Saturday, July 6, 2013

No, Mine! No! Mine! When does my teacher look work on my own daughter?

The glory of the classroom, I'm slowly coming to realize, is the beautiful, beautiful structure we get to put into place. There is reading and writing and math and recess and then- behold- the END OF THE DAY. There is the "I'm serious" teacher look at the "Now you're in deep trouble" teacher look and the quiet spot. There are silly songs that are brought to silence by the pre-arranged quiet signal, and children are trained to silently line up when the teacher just magically points her finger and smiles. When your classroom looks like this it is magic. When you train your own children to do this you are creating monsters. As teachers we say that the kids need structure, but let's be honest- the adults are really the ones who need the structure. And oh, how I'm missing it already.

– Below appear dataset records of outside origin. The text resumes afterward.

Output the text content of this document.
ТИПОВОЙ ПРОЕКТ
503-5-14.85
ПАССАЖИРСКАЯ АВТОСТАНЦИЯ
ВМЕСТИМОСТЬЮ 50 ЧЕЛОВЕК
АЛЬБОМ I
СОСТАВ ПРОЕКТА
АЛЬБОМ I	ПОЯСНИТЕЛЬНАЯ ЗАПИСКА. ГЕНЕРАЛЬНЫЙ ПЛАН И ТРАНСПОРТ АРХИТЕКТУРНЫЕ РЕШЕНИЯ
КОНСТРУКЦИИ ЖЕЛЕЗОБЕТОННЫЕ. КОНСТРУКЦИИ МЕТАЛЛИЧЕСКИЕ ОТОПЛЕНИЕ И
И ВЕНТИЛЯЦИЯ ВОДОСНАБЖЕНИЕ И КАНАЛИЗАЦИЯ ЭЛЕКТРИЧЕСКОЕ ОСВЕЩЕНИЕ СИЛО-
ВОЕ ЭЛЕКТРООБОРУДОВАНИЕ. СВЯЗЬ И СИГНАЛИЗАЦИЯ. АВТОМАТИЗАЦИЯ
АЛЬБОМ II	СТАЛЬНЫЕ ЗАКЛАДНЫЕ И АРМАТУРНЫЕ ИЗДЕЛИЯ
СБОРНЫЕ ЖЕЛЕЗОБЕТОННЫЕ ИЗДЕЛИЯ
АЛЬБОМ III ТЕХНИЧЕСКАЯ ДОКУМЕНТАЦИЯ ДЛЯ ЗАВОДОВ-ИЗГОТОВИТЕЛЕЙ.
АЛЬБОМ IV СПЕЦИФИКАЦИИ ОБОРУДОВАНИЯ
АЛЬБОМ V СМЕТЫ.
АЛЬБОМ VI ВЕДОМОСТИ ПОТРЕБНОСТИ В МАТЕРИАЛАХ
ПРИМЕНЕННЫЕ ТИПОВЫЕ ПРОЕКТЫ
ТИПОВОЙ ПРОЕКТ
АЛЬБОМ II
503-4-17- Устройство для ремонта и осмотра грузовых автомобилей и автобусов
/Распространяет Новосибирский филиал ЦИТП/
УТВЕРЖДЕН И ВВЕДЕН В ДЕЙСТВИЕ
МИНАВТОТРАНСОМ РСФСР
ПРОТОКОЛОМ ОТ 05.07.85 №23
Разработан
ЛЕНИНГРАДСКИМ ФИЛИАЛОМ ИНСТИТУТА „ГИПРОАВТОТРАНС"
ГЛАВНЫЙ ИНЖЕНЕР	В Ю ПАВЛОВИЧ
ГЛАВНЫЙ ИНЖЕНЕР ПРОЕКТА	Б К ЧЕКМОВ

My husband and I are sitting in our living room too tired and confused to even process what just occurred. Our "vacation" involved taking our not quite two year old daughter to the beach to spend the week with her not quite two year old cousin.

It's one thing to live life as a guest inside the world of an almost-two-year-old, but it is quite another thing to live life as a guest inside the worlds of TWO almost-two-year-olds, particularly ones who aren't used to sharing a house with one another.

Two year old logic is phenomenal. There was lots of "mine, mine, mine", a lot of "MY TURN!", "MY MOMMY", "MY NANA" (This proved to be difficult since neither of them could comprehend that Nana belonged to BOTH girls). 

Our days consisted of this:

Two girls giggling hysterically with each other for what seems to be no logical reason anyone who is not almost two can comprehend. It's adorable. We snap pictures and awe at how great it is to have cousins. Before the automatic lens of the camera closes disaster strikes. One cousin's foot bumps into a random object that neither girl would ever have looked twice at if it hadn't been for the accidental bumping. This draws the second cousin's hyper-focused attention to the object (because both girls were on a vigilant alert for something her cousin had that she didn't.)

 At the same moment the second cousin realizes the object exists the first cousin realizes that the object should be hers because she TOUCHED it first. Yet the second cousin believes it should be hers because she SAW it first, and both think it should be theirs because they can yell "MINE" the loudest. Chaos and drama ensue until someone manages to put the camera down to intervene. The girls retreat to opposite sides of the house to get sharing lectures from their mommies while their tears get wiped. Peace slowly starts to return. A gentle silence hovers over the house, a promise that our ear drums might recover from both the happy squeals as well as the angry cries. Yet inevitably one girl asks "Where did my cousin go?" in her sweet toddler voice, and before either mommy can stop the terror the girls would be drawn together again for a total of .5 seconds of happy giggling and another 5 minutes of crying.

Did I mention it rained for the first three days of the trip?
A moment of calm

Not that we didn't have a great time, but there were moments I missed the classroom where I could employ five year old logic, give my teacher look, flash the quiet signal, and if nothing else I could load everyone on the bus at 3:00 and happily wave goodbye, sending them off to their parents.